Students are always puzzled when they see that pie charts are so heavily criticized by some people. I am personally not interested at all about the pie charts debate. I am not because I do not think it’s really consequential. In any case what I tell my students is that they should never use rules blindly. So pie charts are a good example to exercise their own good judgment. When are they appropriate? When are they not? This is what matters the most to me. I am myself not a big fan of pie charts but I do not believe they are evil, and I do believe there situations in which it may be reasonable to use them. Robert Kosara has published a good number of interesting blogs posts and papers on the topic.

Q: “How do we deal with people’s subjective preference for some charts?

That’s actually a big one. Students at the beginning of the course are still puzzled by the idea that some charts may be objectively better than others in some contexts and for some tasks. Because of that, they feel lost when they think that some people reading their charts may actually find them not exactly of their favorite “taste”.

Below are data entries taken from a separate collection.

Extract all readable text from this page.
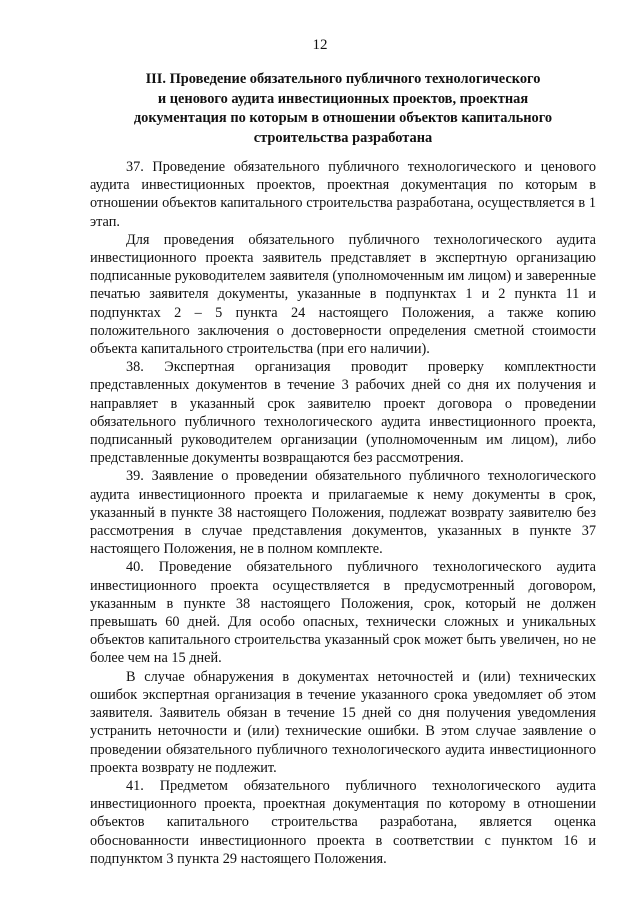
12
III. Проведение обязательного публичного технологического
и ценового аудита инвестиционных проектов, проектная
документация по которым в отношении объектов капитального
строительства разработана

37. Проведение обязательного публичного технологического и ценового аудита инвестиционных проектов, проектная документация по которым в отношении объектов капитального строительства разработана, осуществляется в 1 этап.

Для проведения обязательного публичного технологического аудита инвестиционного проекта заявитель представляет в экспертную организацию подписанные руководителем заявителя (уполномоченным им лицом) и заверенные печатью заявителя документы, указанные в подпунктах 1 и 2 пункта 11 и подпунктах 2 – 5 пункта 24 настоящего Положения, а также копию положительного заключения о достоверности определения сметной стоимости объекта капитального строительства (при его наличии).

38. Экспертная организация проводит проверку комплектности представленных документов в течение 3 рабочих дней со дня их получения и направляет в указанный срок заявителю проект договора о проведении обязательного публичного технологического аудита инвестиционного проекта, подписанный руководителем организации (уполномоченным им лицом), либо представленные документы возвращаются без рассмотрения.

39. Заявление о проведении обязательного публичного технологического аудита инвестиционного проекта и прилагаемые к нему документы в срок, указанный в пункте 38 настоящего Положения, подлежат возврату заявителю без рассмотрения в случае представления документов, указанных в пункте 37 настоящего Положения, не в полном комплекте.

40. Проведение обязательного публичного технологического аудита инвестиционного проекта осуществляется в предусмотренный договором, указанным в пункте 38 настоящего Положения, срок, который не должен превышать 60 дней. Для особо опасных, технически сложных и уникальных объектов капитального строительства указанный срок может быть увеличен, но не более чем на 15 дней.

В случае обнаружения в документах неточностей и (или) технических ошибок экспертная организация в течение указанного срока уведомляет об этом заявителя. Заявитель обязан в течение 15 дней со дня получения уведомления устранить неточности и (или) технические ошибки. В этом случае заявление о проведении обязательного публичного технологического аудита инвестиционного проекта возврату не подлежит.

41. Предметом обязательного публичного технологического аудита инвестиционного проекта, проектная документация по которому в отношении объектов капитального строительства разработана, является оценка обоснованности инвестиционного проекта в соответствии с пунктом 16 и подпунктом 3 пункта 29 настоящего Положения.
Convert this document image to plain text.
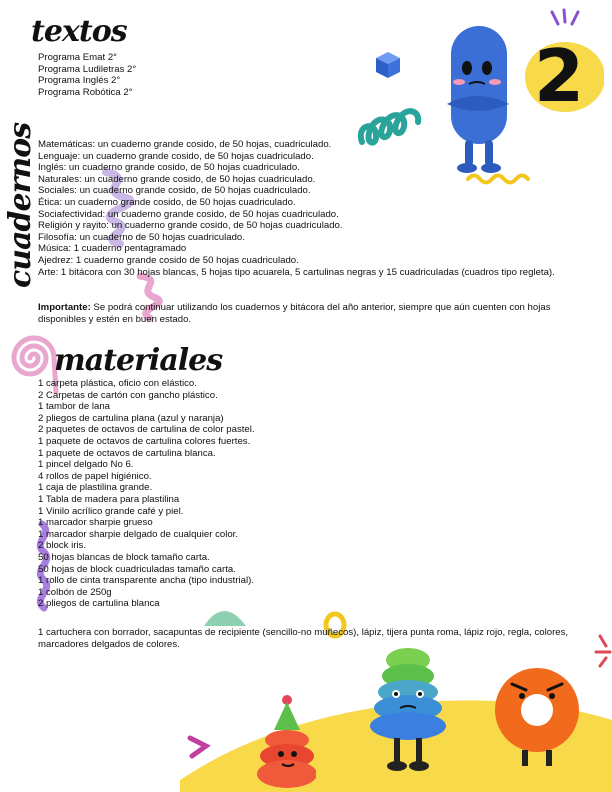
2
textos
Programa Emat 2°
Programa Ludiletras 2°
Programa Inglés 2°
Programa Robótica 2°
cuadernos Matemáticas: un cuaderno grande cosido, de 50 hojas, cuadriculado.
Lenguaje: un cuaderno grande cosido, de 50 hojas cuadriculado.
Inglés: un cuaderno grande cosido, de 50 hojas cuadriculado.
Naturales: un cuaderno grande cosido, de 50 hojas cuadriculado.
Sociales: un cuaderno grande cosido, de 50 hojas cuadriculado.
Ética: un cuaderno grande cosido, de 50 hojas cuadriculado.
Sociafectividad: un cuaderno grande cosido, de 50 hojas cuadriculado.
Religión y rayito: un cuaderno grande cosido, de 50 hojas cuadriculado.
Filosofía: un cuaderno de 50 hojas cuadriculado.
Música: 1 cuaderno pentagramado
Ajedrez: 1 cuaderno grande cosido de 50 hojas cuadriculado.
Arte: 1 bitácora con 30 hojas blancas, 5 hojas tipo acuarela, 5 cartulinas negras y 15 cuadriculadas (cuadros tipo regleta).
Importante: Se podrá continuar utilizando los cuadernos y bitácora del año anterior, siempre que aún cuenten con hojas disponibles y estén en buen estado.
materiales
1 carpeta plástica, oficio con elástico.
2 Carpetas de cartón con gancho plástico.
1 tambor de lana
2 pliegos de cartulina plana (azul y naranja)
2 paquetes de octavos de cartulina de color pastel.
1 paquete de octavos de cartulina colores fuertes.
1 paquete de octavos de cartulina blanca.
1 pincel delgado No 6.
4 rollos de papel higiénico.
1 caja de plastilina grande.
1 Tabla de madera para plastilina
1 Vinilo acrílico grande café y piel.
1 marcador sharpie grueso
1 marcador sharpie delgado de cualquier color.
2 block iris.
50 hojas blancas de block tamaño carta.
50 hojas de block cuadriculadas tamaño carta.
1 rollo de cinta transparente ancha (tipo industrial).
1 colbón de 250g
2 pliegos de cartulina blanca
1 cartuchera con borrador, sacapuntas de recipiente (sencillo-no muñecos), lápiz, tijera punta roma, lápiz rojo, regla, colores, marcadores delgados de colores.
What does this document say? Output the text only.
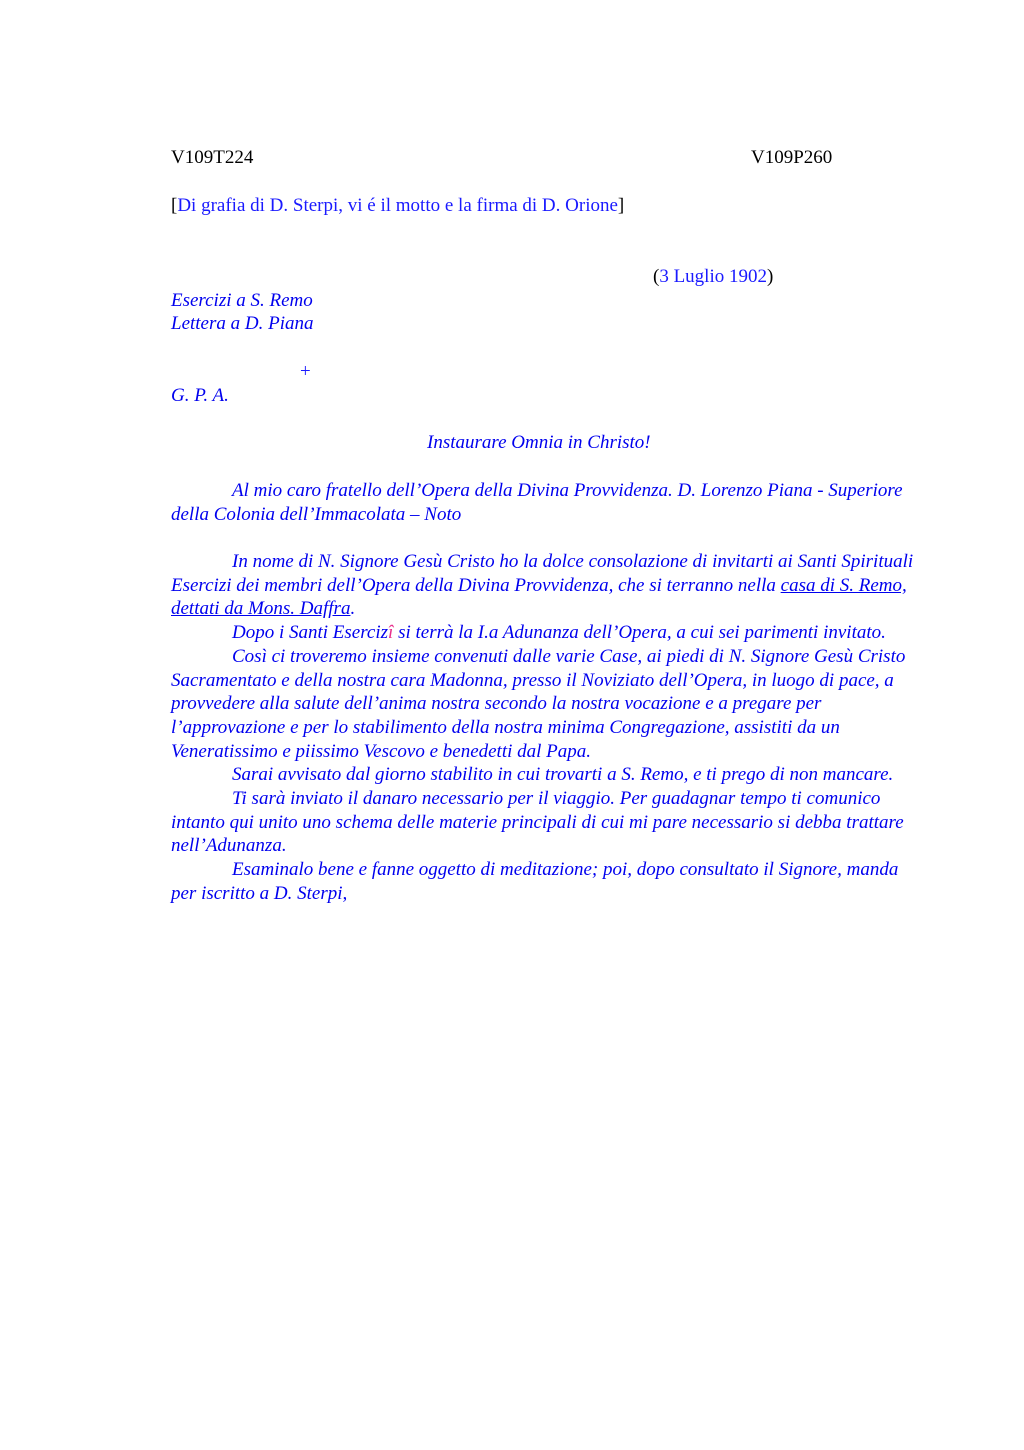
V109T224	V109P260
[Di grafia di D. Sterpi, vi é il motto e la firma di D. Orione]
(3 Luglio 1902)
Esercizi a S. Remo
Lettera a D. Piana
+
G. P. A.
Instaurare Omnia in Christo!

Al mio caro fratello dell’Opera della Divina Provvidenza. D. Lorenzo Piana - Superiore della Colonia dell’Immacolata – Noto

In nome di N. Signore Gesù Cristo ho la dolce consolazione di invitarti ai Santi Spirituali Esercizi dei membri dell’Opera della Divina Provvidenza, che si terranno nella casa di S. Remo, dettati da Mons. Daffra.

Dopo i Santi Esercizî si terrà la I.a Adunanza dell’Opera, a cui sei parimenti invitato.

Così ci troveremo insieme convenuti dalle varie Case, ai piedi di N. Signore Gesù Cristo Sacramentato e della nostra cara Madonna, presso il Noviziato dell’Opera, in luogo di pace, a provvedere alla salute dell’anima nostra secondo la nostra vocazione e a pregare per l’approvazione e per lo stabilimento della nostra minima Congregazione, assistiti da un Veneratissimo e piissimo Vescovo e benedetti dal Papa.

Sarai avvisato dal giorno stabilito in cui trovarti a S. Remo, e ti prego di non mancare.

Ti sarà inviato il danaro necessario per il viaggio. Per guadagnar tempo ti comunico intanto qui unito uno schema delle materie principali di cui mi pare necessario si debba trattare nell’Adunanza.

Esaminalo bene e fanne oggetto di meditazione; poi, dopo consultato il Signore, manda per iscritto a D. Sterpi,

This is too long a subject to be developed fully here. But the main thing to learn is that charts need to be effective before being “pleasurable”. Aesthetics plays a role of course but it cannot subsume effectiveness. Therefore one needs to learn what is effective and what is not and then find a way to “inject” the right aesthetic sense within these constraints.

The best data visualizations out there (and the best designers by the way) are those that are great at finding this fine balance.

But there is more to say on the topic. A very important principle, dear to user experience designers, is that good design is about giving people what they need, not necessarily what they tell you they need. It’s your responsibility as a designer and as an engineer to figure out what is the best solution for your audience, you can’t rely exclusively on what they tell you they want or need.

Q: “How do we deal with large data sets? These charts do not scale!

Correct. Many of the basic charts do not scale to large data sets or large number of values. But this is exactly the point! By realizing what the limitations of basic charts are, one is forced to think about what the alternatives are. It’s a very useful step from the pedagogical point of view.

But even before moving to more exotic solutions, students first need to figure out how scalable basic charts really are. A very consistent trend I found in students is that they are afraid of making charts small and, because of that, they largely underestimate how scalable they really are!

As Tufte’s work on “sparklines” demonstrates, charts can be incredibly small and still convey a lot of information. So, while there are cases in which standard charts may actually not be sufficiently scalable, I consider it crucial to first show students how to make charts small. Very small.

That’s all for now. Hope this helps!